Qual é a leitura da piora do cenário internacional nas últimas semanas?
Tem dois lados para a gente discutir. Tem o lado dos Estados Unidos nessa história, e tem o lado mais recente das ações envolvendo Israel e Hamas. Pensando do lado norte-americano, um ponto interessante é a percepção de que a economia americana não desacelera. Nos debates que fazemos dentro do banco, o cenário básico pressupõe uma desaceleração no primeiro e no segundo trimestres do ano que vem. Mas, conforme os dados vão saindo, a gente começa a se questionar se isso vai acontecer. Um pouco do que a gente viu dos movimentos recentes, da curva de juros americana que nos afeta diretamente, vem dessa nossa percepção de que o nível de juros atual pode não ser suficiente ou que, se for suficiente, terá de ficar parado um tempão.

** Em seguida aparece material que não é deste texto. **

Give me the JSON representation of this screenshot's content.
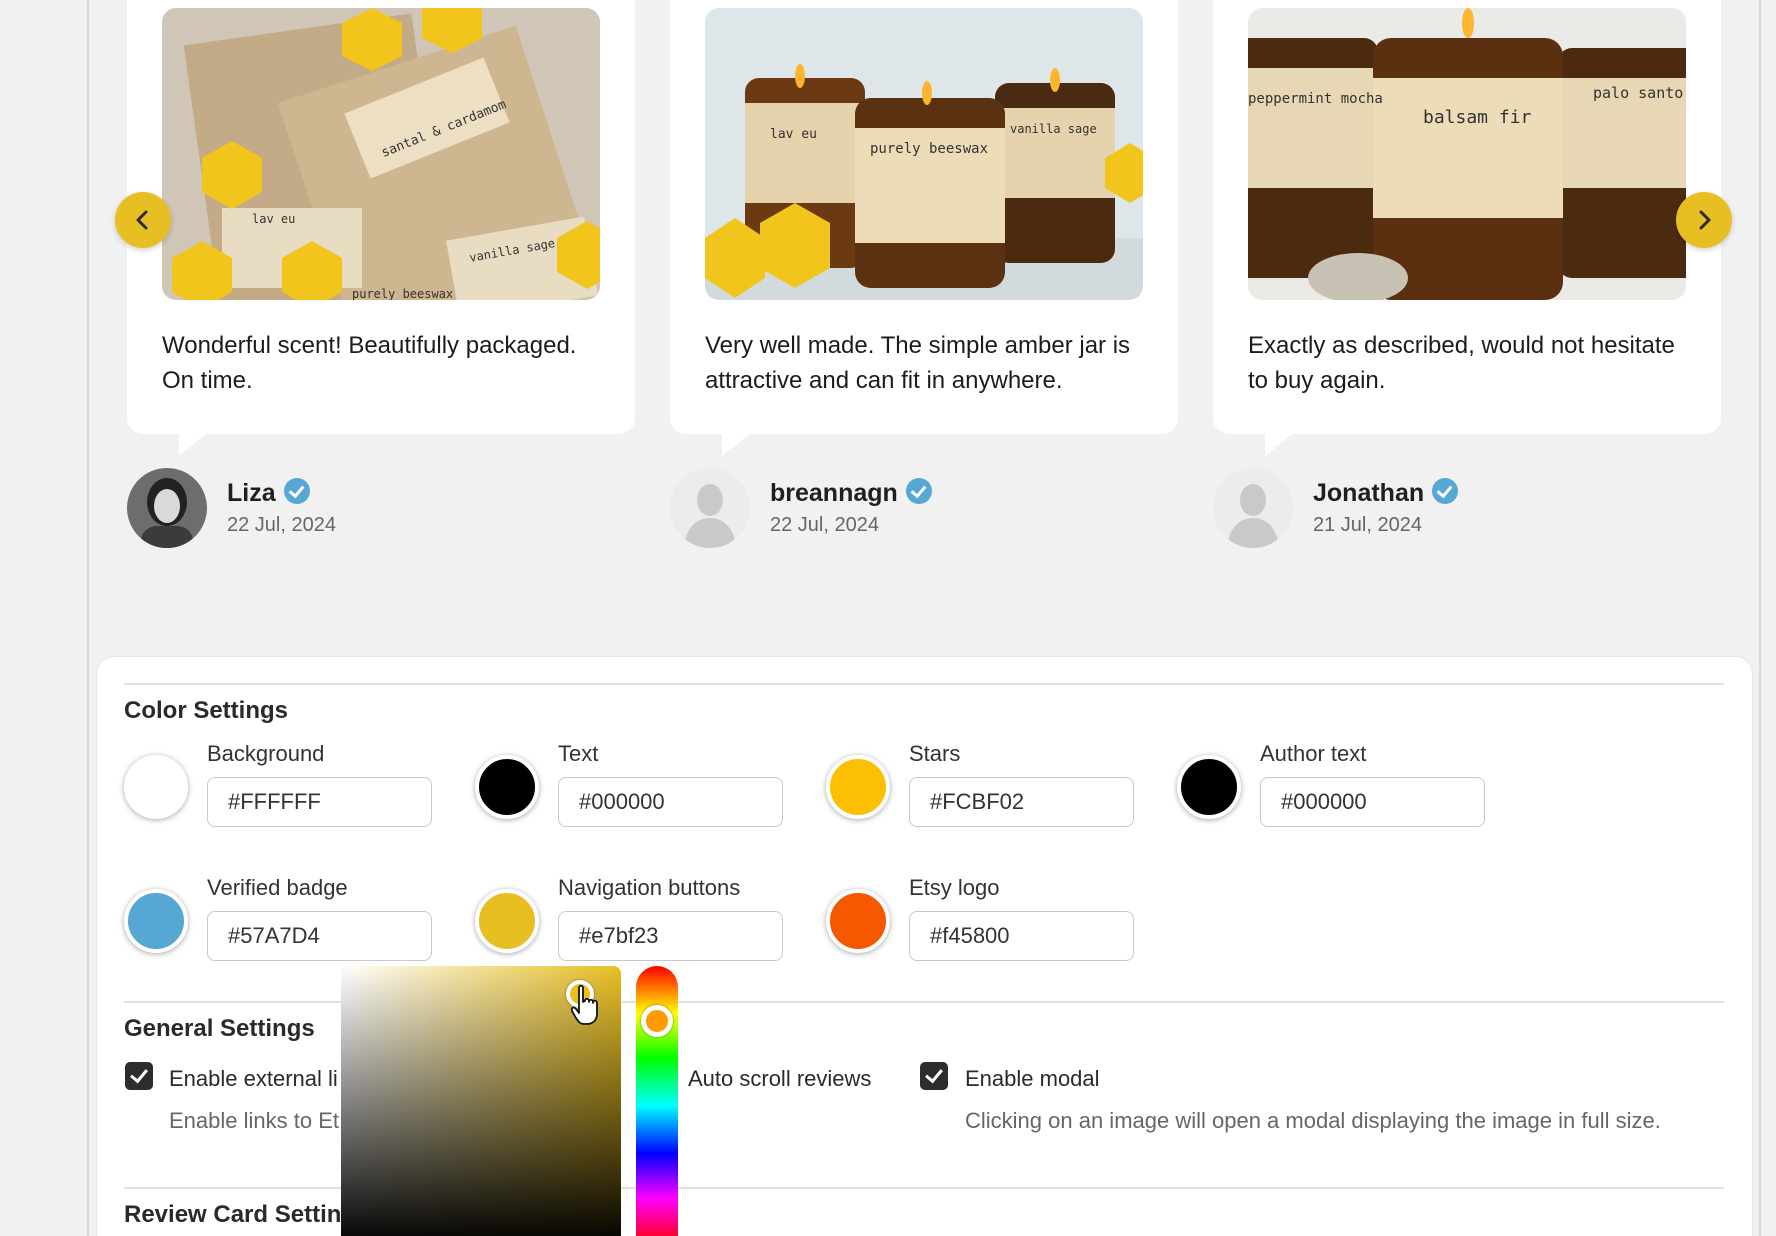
{
  "reviews": [
    {
      "quote": "Wonderful scent! Beautifully packaged. On time.",
      "author": "Liza",
      "date": "22 Jul, 2024",
      "photo_labels": [
        "santal & cardamom",
        "lav eu",
        "vanilla sage",
        "purely beeswax"
      ]
    },
    {
      "quote": "Very well made. The simple amber jar is attractive and can fit in anywhere.",
      "author": "breannagn",
      "date": "22 Jul, 2024",
      "photo_labels": [
        "lav eu",
        "purely beeswax",
        "vanilla sage"
      ]
    },
    {
      "quote": "Exactly as described, would not hesitate to buy again.",
      "author": "Jonathan",
      "date": "21 Jul, 2024",
      "photo_labels": [
        "peppermint mocha",
        "balsam fir",
        "palo santo"
      ]
    }
  ],
  "carousel": {
    "prev_icon": "chevron-left-icon",
    "next_icon": "chevron-right-icon"
  },
  "color_settings": {
    "title": "Color Settings",
    "fields": [
      {
        "label": "Background",
        "value": "#FFFFFF",
        "color": "#FFFFFF"
      },
      {
        "label": "Text",
        "value": "#000000",
        "color": "#000000"
      },
      {
        "label": "Stars",
        "value": "#FCBF02",
        "color": "#FCBF02"
      },
      {
        "label": "Author text",
        "value": "#000000",
        "color": "#000000"
      },
      {
        "label": "Verified badge",
        "value": "#57A7D4",
        "color": "#57A7D4"
      },
      {
        "label": "Navigation buttons",
        "value": "#e7bf23",
        "color": "#e7bf23"
      },
      {
        "label": "Etsy logo",
        "value": "#f45800",
        "color": "#f45800"
      }
    ]
  },
  "general_settings": {
    "title": "General Settings",
    "external_links": {
      "label": "Enable external li",
      "help": "Enable links to Et",
      "checked": true
    },
    "auto_scroll": {
      "label": "Auto scroll reviews"
    },
    "modal": {
      "label": "Enable modal",
      "help": "Clicking on an image will open a modal displaying the image in full size.",
      "checked": true
    }
  },
  "review_card_settings": {
    "title": "Review Card Settin"
  },
  "color_picker": {
    "color": "#e7bf23"
  }
}
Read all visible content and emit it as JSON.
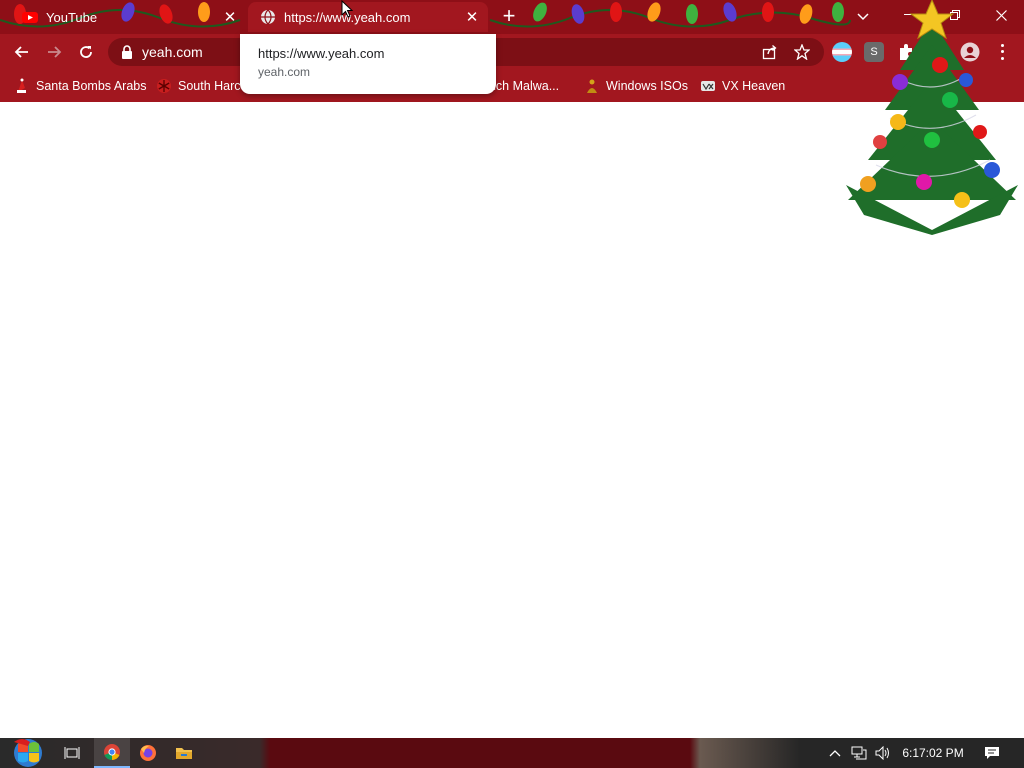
{
  "browser": {
    "tabs": [
      {
        "title": "YouTube",
        "favicon": "youtube-icon",
        "active": false
      },
      {
        "title": "https://www.yeah.com",
        "favicon": "globe-icon",
        "active": true
      }
    ],
    "address": "yeah.com",
    "tooltip": {
      "url": "https://www.yeah.com",
      "host": "yeah.com"
    },
    "extension_s_label": "S"
  },
  "bookmarks": [
    {
      "label": "Santa Bombs Arabs",
      "icon": "santa-icon"
    },
    {
      "label": "South Harc",
      "icon": "snowflake-icon"
    },
    {
      "label": "anch Malwa...",
      "icon": "folder-icon"
    },
    {
      "label": "Windows ISOs",
      "icon": "buddha-icon"
    },
    {
      "label": "VX Heaven",
      "icon": "vx-heaven-icon"
    }
  ],
  "taskbar": {
    "clock": "6:17:02 PM",
    "apps": [
      "task-view",
      "chrome",
      "firefox",
      "file-explorer"
    ]
  },
  "colors": {
    "tabstrip": "#8e0f17",
    "toolbar": "#a2171f",
    "omnibox": "#7d0f15"
  }
}
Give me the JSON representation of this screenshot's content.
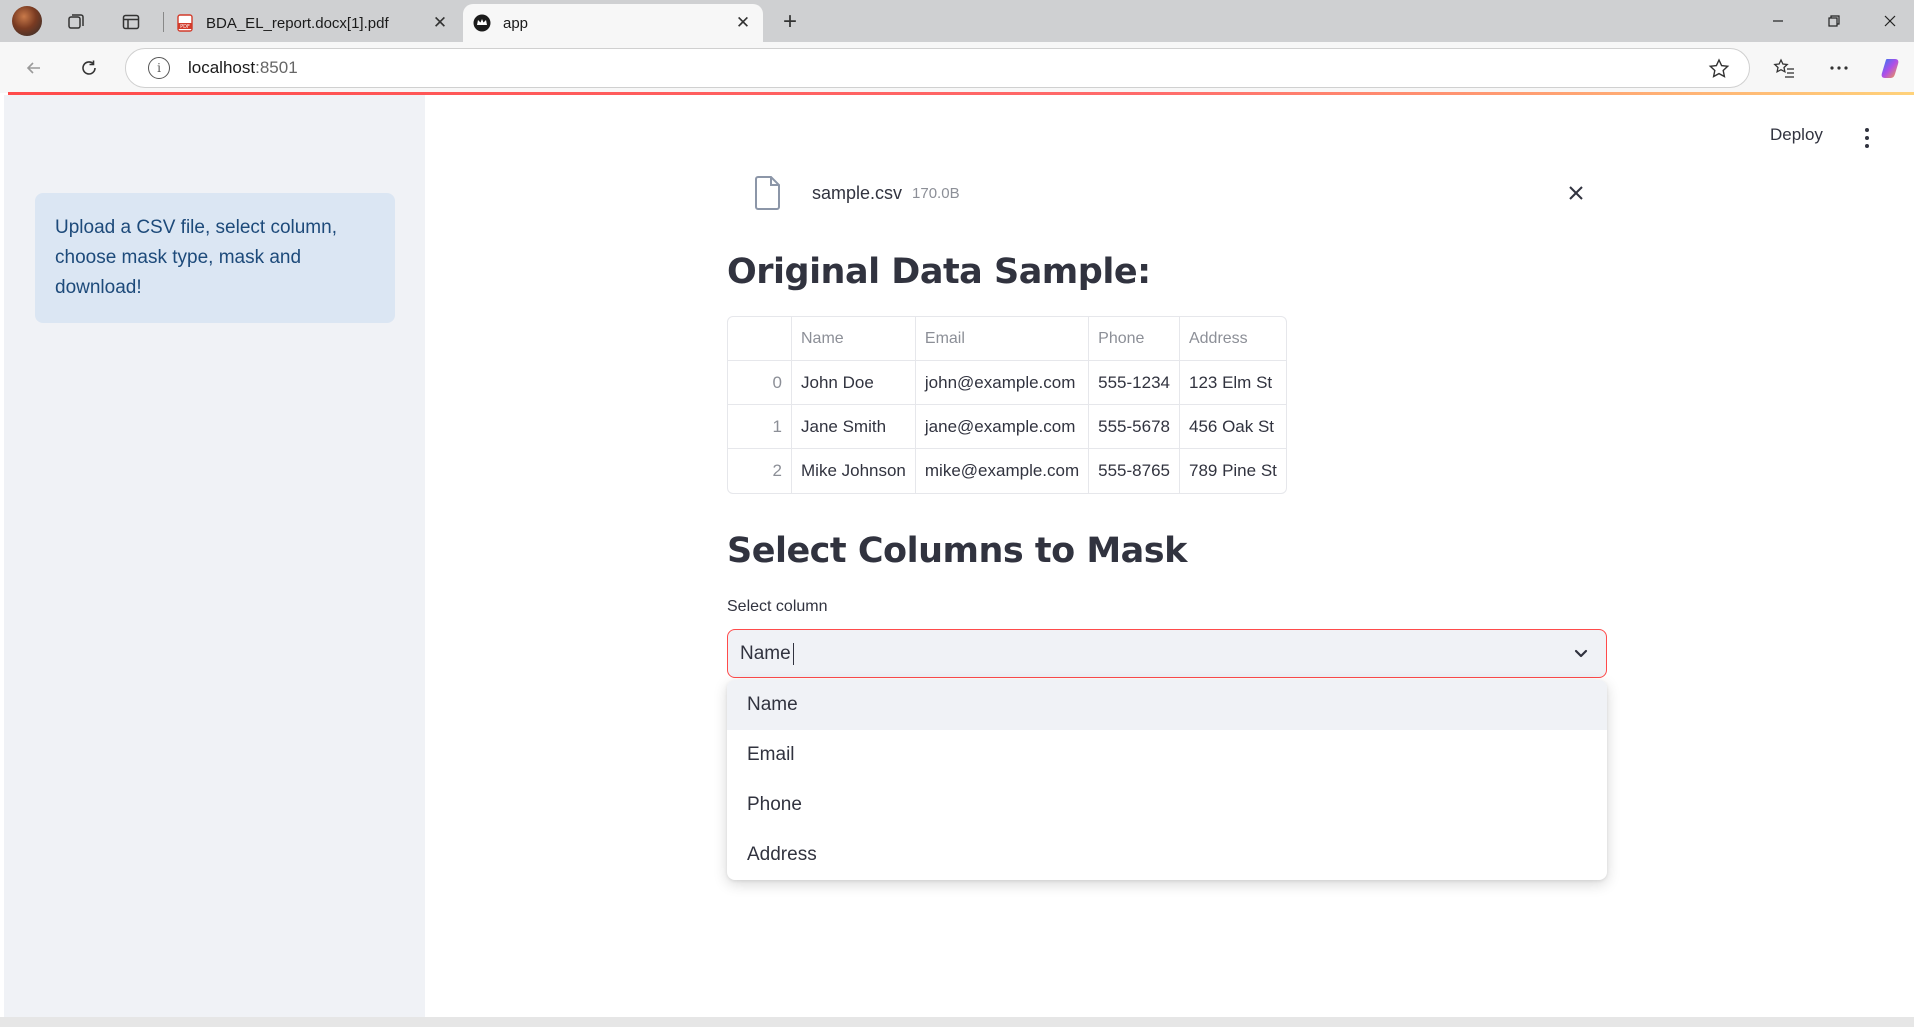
{
  "browser": {
    "tabs": [
      {
        "title": "BDA_EL_report.docx[1].pdf",
        "favicon": "pdf-icon",
        "active": false
      },
      {
        "title": "app",
        "favicon": "streamlit-crown-icon",
        "active": true
      }
    ],
    "url_host": "localhost",
    "url_port": ":8501"
  },
  "sidebar": {
    "info_text": "Upload a CSV file, select column, choose mask type, mask and download!"
  },
  "header": {
    "deploy_label": "Deploy"
  },
  "uploaded_file": {
    "name": "sample.csv",
    "size": "170.0B"
  },
  "original_section": {
    "title": "Original Data Sample:"
  },
  "table": {
    "columns": [
      "Name",
      "Email",
      "Phone",
      "Address"
    ],
    "rows": [
      {
        "index": "0",
        "cells": [
          "John Doe",
          "john@example.com",
          "555-1234",
          "123 Elm St"
        ]
      },
      {
        "index": "1",
        "cells": [
          "Jane Smith",
          "jane@example.com",
          "555-5678",
          "456 Oak St"
        ]
      },
      {
        "index": "2",
        "cells": [
          "Mike Johnson",
          "mike@example.com",
          "555-8765",
          "789 Pine St"
        ]
      }
    ]
  },
  "mask_section": {
    "title": "Select Columns to Mask",
    "select_label": "Select column",
    "select_value": "Name",
    "options": [
      "Name",
      "Email",
      "Phone",
      "Address"
    ],
    "highlighted_option": "Name"
  },
  "colors": {
    "accent": "#ff4b4b",
    "sidebar_bg": "#f0f2f6",
    "info_bg": "#dbe6f3",
    "info_text": "#1d4a7a"
  }
}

Esse cenário pode afetar a expectativa para a política monetária do Brasil?
Temos um cenário base de 8,5% de juros no Brasil. Esse número pressupõe uma desaceleração da economia americana, uma percepção de que os juros americanos vão cair em algum momento.
E se isso não ocorrer?
Se a gente vai para um cenário alternativo, em que isso não acontece, provavelmente, os juros ficam mais próximos de 10%. Esse lado americano da história acaba sendo relevante. Uma maneira simples de tentar explicar é que, com os juros da economia americana muito altos, o desafio é você ser interessante o suficiente para o aporte do investidor estrangeiro. Juros (altos) lá, normalmente, implicam em menos interesse e, portanto, um pouco mais de volatilidade aqui.
Hoje, a previsão ainda é de manutenção de juros nos EUA?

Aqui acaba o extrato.